Our results show that masking effects for the antiphase stimulus are consistent with effects of measurement noise arising with large cross-correlation windows. Critically, however, cross-correlation model performance impairments are found at highly suboptimal, very large, window sizes. This effect of larger window sizes is the result of an increase in the presence of information consistent with each disparity across the image and can be considered as comparable to the effects of increasing cyclopean frequency. To argue, however, that early measurement noise is the determining factor in such cyclopean masking effects is to suppose that the systems for measuring absolute disparity are poorly suited to the stimuli used in our experiments. This seems a spurious argument, given the sensitivity of disparity processing in a range of other tasks (e.g., Stevenson et al., 1989; Tyler & Kontsevich, 2001). In addition, these large window sizes were also at odds with previous estimates, defined in Equations 2 and 3 (Allenmark & Read, 2011; Nienborg et al., 2004; Smallman & MacLeod, 1994), and with estimates of the effects of correlation window size on the disparity gradient limit (Filippini & Banks, 2009). These previous estimates suggest window standard deviations of between approximately 4 and 12 arcmin in Experiments 1, 3, and 4, compared with the best-fitting window standard deviations of 24.5, 31, and 31.7 arcmin, respectively. Notably, in Experiment 2, in which previous suggestions for window size (Allenmark & Read, 2011; Nienborg et al., 2004) would align with larger correlation windows, our results are actually consistent with a smaller best-fitting cross-correlation window of standard deviation 15.5 arcmin. 
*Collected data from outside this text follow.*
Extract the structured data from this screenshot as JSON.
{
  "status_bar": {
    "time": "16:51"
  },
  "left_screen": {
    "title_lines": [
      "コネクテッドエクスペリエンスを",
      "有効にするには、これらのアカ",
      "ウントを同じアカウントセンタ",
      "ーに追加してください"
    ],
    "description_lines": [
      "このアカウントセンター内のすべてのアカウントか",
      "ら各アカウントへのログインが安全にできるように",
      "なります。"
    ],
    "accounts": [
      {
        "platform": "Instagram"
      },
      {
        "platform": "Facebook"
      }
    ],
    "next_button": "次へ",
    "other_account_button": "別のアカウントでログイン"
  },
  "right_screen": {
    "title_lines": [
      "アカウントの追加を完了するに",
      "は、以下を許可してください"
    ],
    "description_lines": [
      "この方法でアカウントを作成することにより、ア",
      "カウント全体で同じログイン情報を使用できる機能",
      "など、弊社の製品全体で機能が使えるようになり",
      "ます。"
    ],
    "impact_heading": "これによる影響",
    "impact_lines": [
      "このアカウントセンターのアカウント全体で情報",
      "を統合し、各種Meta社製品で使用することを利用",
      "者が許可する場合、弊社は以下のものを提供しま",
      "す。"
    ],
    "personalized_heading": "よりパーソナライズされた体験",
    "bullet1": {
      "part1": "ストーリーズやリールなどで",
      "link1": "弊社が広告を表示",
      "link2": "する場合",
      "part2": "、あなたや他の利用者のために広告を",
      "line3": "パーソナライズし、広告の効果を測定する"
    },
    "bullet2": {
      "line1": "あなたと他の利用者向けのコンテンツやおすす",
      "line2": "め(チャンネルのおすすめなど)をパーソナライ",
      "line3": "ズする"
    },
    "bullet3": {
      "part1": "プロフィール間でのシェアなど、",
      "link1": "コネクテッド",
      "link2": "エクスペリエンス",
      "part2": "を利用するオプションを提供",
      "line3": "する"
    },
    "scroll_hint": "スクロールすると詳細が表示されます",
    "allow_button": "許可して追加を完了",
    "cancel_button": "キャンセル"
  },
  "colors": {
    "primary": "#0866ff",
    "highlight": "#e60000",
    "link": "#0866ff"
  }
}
One possible explanation is that window size is not the sole noise-limited factor for disparity measurement. For example, performance may be driven by processing inefficiency, or by suboptimal decision strategies. Although the decision rule for the cross-correlation model mirrors that used by other authors (e.g., Allenmark & Read, 2010, Allenmark & Read, 2011) it should only be considered as an approach appropriate to the experimental task. It cannot reflect the wider decision strategies employed by the visual system. In addition, later processing stages could add further noise or distortion to disparity measurement processes. These could involve both additional absolute disparity processes, such as disparity averaging (e.g., Cammack & Harris, 2016) or processing at the relative disparity level (e.g., Goutcher et al., 2018). Thus the apparent limiting effects of large cross-correlation windows may reflect the scale over which higher resolution absolute disparity measurements (i.e., those arising from smaller cross-correlation windows) are brought together to feed into subsequent mechanisms for the measurement of relative disparity. Note that this potential spatial scale effect of relative disparity processing is distinct from the point-to-point measurements of relative disparity in the dipole model. Instead, such effects could reflect the smoothing of absolute disparities seen with the use of cyclopean frequency-tuned hypercyclopean filters (Goutcher et al., 2018; Hibbard, 2005; Serrano-Pedraza & Read, 2010; Tyler, 2012; Tyler & Kontsevich, 2001). 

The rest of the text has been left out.